On peut distinguer ainsi l’organisation du type Le Parrain 2, avec une structure pyramidale centralisée dirigée par Michael Corleone et fonctionnant comme un conglomérat d’activités diversifiées, parfois légales. Cette centralisation a ses vertus comme la possibilité de concentrer des moyens importants sur des points jugés décisifs par le chef. Elle a aussi ses défauts. L’efficacité de l’ensemble dépend des qualités propres du chef mais aussi de celle des informations qu’il reçoit.
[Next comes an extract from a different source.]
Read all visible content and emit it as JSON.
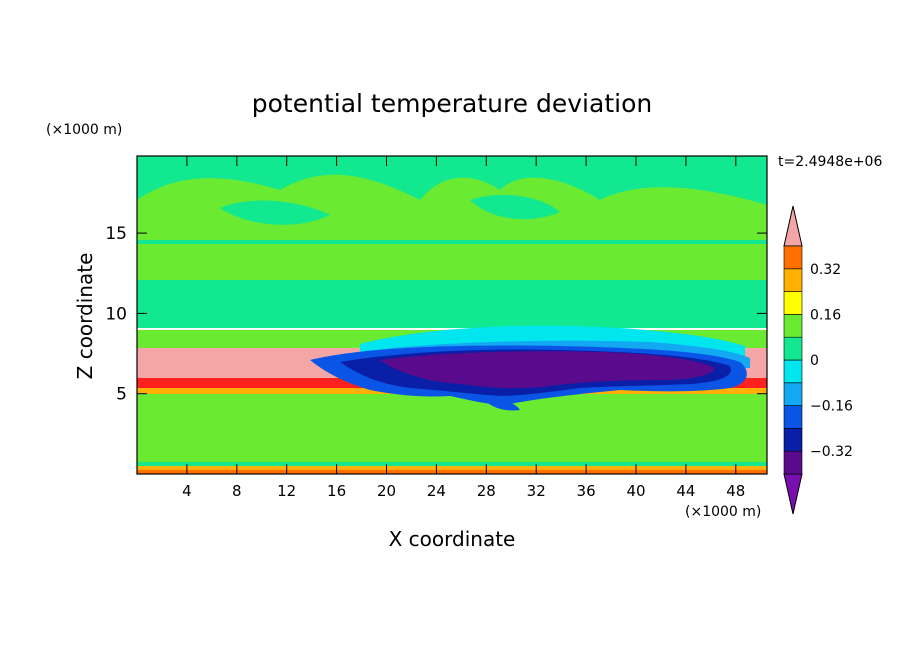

Or, les informations viennent de lieutenants qui ont leurs objectifs propres, dont le premier est la survie, qui incite à ne pas déplaire au chef en lui annonçant de mauvaises nouvelles, et le second est de faire plus de bénéfices, qui incite poursuivre ses propres affaires à l’insu du chef voire en même en contradiction avec lui. Ce système fonctionne bien lorsque le chef est bon, qu’il est entouré de bons conseillers et que les lieutenants sont loyaux et honnêtes ( !) dans leurs comptes rendus. Même ainsi l’ensemble reste lourd et lent mais il est puissant.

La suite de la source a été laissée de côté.